In 1895, the now famous and successful Oscar Wilde was put on trial for ‘acts of gross indecency with another male person’ (H. Montgomery Hyde, The Trials of Oscar Wilde (1948) p5). His passionate and eloquent defense of ‘the love that dare not speak its name’ at this trial shows all the traces of that Greek element of which he had drunk deeply at Oxford. It was, he said, a love ‘such as Plato made the very basis of his philosophy.’ The Platonic influence Jowett had begun, Wilde was pushing to a level that Jowett would never have dreamed of. He continued his passionate defense: ‘It is in this century misunderstood… It is beautiful, it is fine, it is the noblest form of affection. There is nothing unnatural about it.’ So charged and eloquent was his speech, that the courtroom listeners burst into applause. This applause marks a turning point in the attitudes towards homosexuality. It may have been momentary, but it was something. It could not have happened, at least not with the same force, without the essential language of Greek love, much of which we owe to a group of Oxford Classicists of the late 19th Century.
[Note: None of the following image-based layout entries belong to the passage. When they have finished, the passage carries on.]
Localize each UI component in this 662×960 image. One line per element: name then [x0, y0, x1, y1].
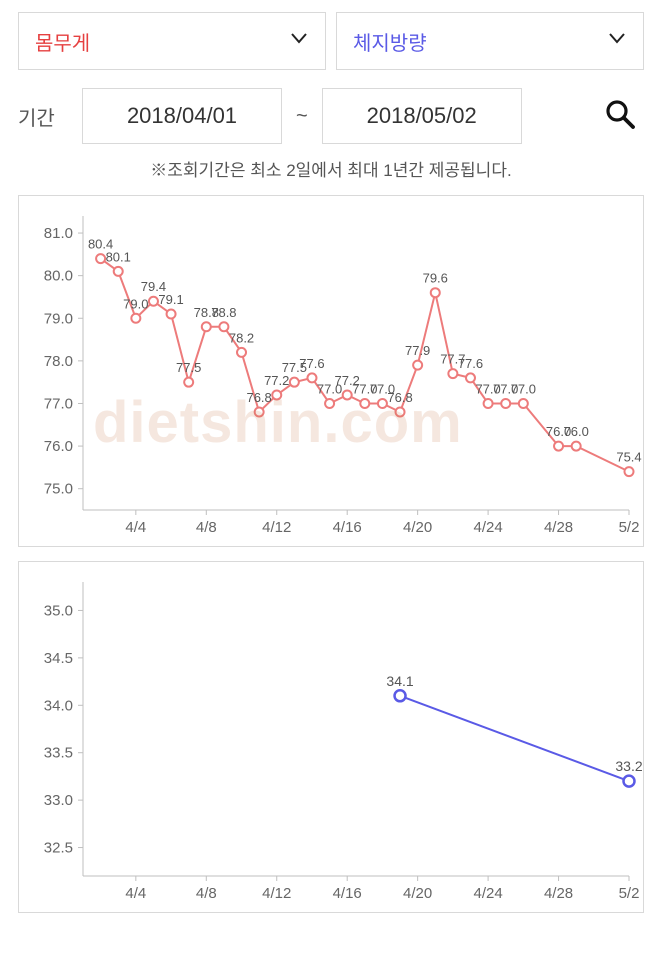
svg-text:4/28: 4/28 [544, 885, 573, 902]
svg-text:79.0: 79.0 [123, 296, 148, 311]
date-start-input[interactable]: 2018/04/01 [82, 88, 282, 144]
svg-text:5/2: 5/2 [619, 885, 640, 902]
metric-select-bodyfat-label: 체지방량 [353, 27, 427, 56]
search-icon [603, 97, 637, 136]
svg-text:78.2: 78.2 [229, 330, 254, 345]
svg-text:34.0: 34.0 [44, 697, 73, 714]
chevron-down-icon [289, 28, 309, 54]
svg-text:77.9: 77.9 [405, 343, 430, 358]
chevron-down-icon [607, 28, 627, 54]
date-start-value: 2018/04/01 [127, 103, 237, 129]
svg-text:78.8: 78.8 [211, 305, 236, 320]
weight-chart: 75.0 76.0 77.0 78.0 79.0 80.0 81.0 4/4 4/8 4/12 4/… [19, 196, 643, 546]
svg-text:4/4: 4/4 [125, 519, 146, 536]
svg-text:77.0: 77.0 [44, 395, 73, 412]
svg-text:4/12: 4/12 [262, 519, 291, 536]
svg-text:76.0: 76.0 [564, 424, 589, 439]
bodyfat-chart-panel: 32.5 33.0 33.5 34.0 34.5 35.0 4/4 4/8 4/12 4/16 4/… [18, 561, 644, 913]
svg-text:79.1: 79.1 [158, 292, 183, 307]
svg-text:4/24: 4/24 [473, 885, 502, 902]
bodyfat-chart: 32.5 33.0 33.5 34.0 34.5 35.0 4/4 4/8 4/12 4/16 4/… [19, 562, 643, 912]
svg-text:77.0: 77.0 [511, 381, 536, 396]
svg-text:77.6: 77.6 [458, 356, 483, 371]
svg-text:32.5: 32.5 [44, 840, 73, 857]
svg-text:4/8: 4/8 [196, 885, 217, 902]
svg-text:4/28: 4/28 [544, 519, 573, 536]
svg-text:78.0: 78.0 [44, 353, 73, 370]
svg-text:80.0: 80.0 [44, 268, 73, 285]
svg-text:4/8: 4/8 [196, 519, 217, 536]
svg-text:35.0: 35.0 [44, 602, 73, 619]
search-button[interactable] [596, 92, 644, 140]
date-end-input[interactable]: 2018/05/02 [322, 88, 522, 144]
svg-text:76.8: 76.8 [387, 390, 412, 405]
svg-text:34.5: 34.5 [44, 650, 73, 667]
svg-text:4/20: 4/20 [403, 885, 432, 902]
svg-text:4/12: 4/12 [262, 885, 291, 902]
svg-text:4/20: 4/20 [403, 519, 432, 536]
metric-select-weight-label: 몸무게 [35, 27, 90, 56]
svg-text:4/24: 4/24 [473, 519, 502, 536]
period-label: 기간 [18, 102, 68, 131]
svg-text:33.5: 33.5 [44, 745, 73, 762]
svg-text:33.0: 33.0 [44, 792, 73, 809]
date-end-value: 2018/05/02 [367, 103, 477, 129]
svg-text:79.0: 79.0 [44, 310, 73, 327]
svg-text:77.6: 77.6 [299, 356, 324, 371]
svg-text:76.0: 76.0 [44, 438, 73, 455]
svg-text:77.5: 77.5 [176, 360, 201, 375]
period-hint: ※조회기간은 최소 2일에서 최대 1년간 제공됩니다. [0, 150, 662, 195]
svg-text:76.8: 76.8 [246, 390, 271, 405]
weight-chart-panel: 75.0 76.0 77.0 78.0 79.0 80.0 81.0 4/4 4/8 4/12 4/… [18, 195, 644, 547]
svg-text:75.4: 75.4 [616, 450, 641, 465]
period-separator: ~ [296, 105, 308, 128]
svg-text:81.0: 81.0 [44, 225, 73, 242]
svg-text:5/2: 5/2 [619, 519, 640, 536]
metric-select-bodyfat[interactable]: 체지방량 [336, 12, 644, 70]
svg-text:34.1: 34.1 [386, 673, 413, 689]
svg-text:79.6: 79.6 [423, 271, 448, 286]
svg-text:4/4: 4/4 [125, 885, 146, 902]
svg-text:75.0: 75.0 [44, 481, 73, 498]
svg-text:77.2: 77.2 [264, 373, 289, 388]
svg-text:4/16: 4/16 [333, 885, 362, 902]
svg-text:80.1: 80.1 [106, 249, 131, 264]
svg-text:4/16: 4/16 [333, 519, 362, 536]
metric-select-weight[interactable]: 몸무게 [18, 12, 326, 70]
svg-text:33.2: 33.2 [615, 758, 642, 774]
That is why it breaks my heart when people say Classics is a “fusty old subject”, associated above all with Boris Johnson and his ilk. When you next hear someone say they study Classics, think first of Pater and Symonds and Wilde, and the foundations they laid for the emergence of a positive view of male love. True, Classics is in some respects the home of right-wing reactionaries. But it is also an academic refuge for heroes of which this article mentions so few, and a refuge for the gay subculture that flourished in late Victorian Oxford. Flourished, that is, because it had the help of Classics, a subject with the protective guise of ‘Greek Love’ all over its written sources, so blatantly and abundantly that all the efforts of Victorian-minded censors could not repress it. I chose this subject precisely because it offered that refuge for me. I feel proud about that, intensely proud, but only when people recognise that it’s the laudable gay history I’m proud of, and am now part of, not the politics, colonialism, or exclusivity that now drags the subject’s reputation through the dirt. Literae Humaniores at Oxford played a vital role in changing attitudes towards homosexuality: from thoroughly contemptible, to marginally less than that. I’d like to dedicate this article, a small offering of thanks, to everyone who played a part in that.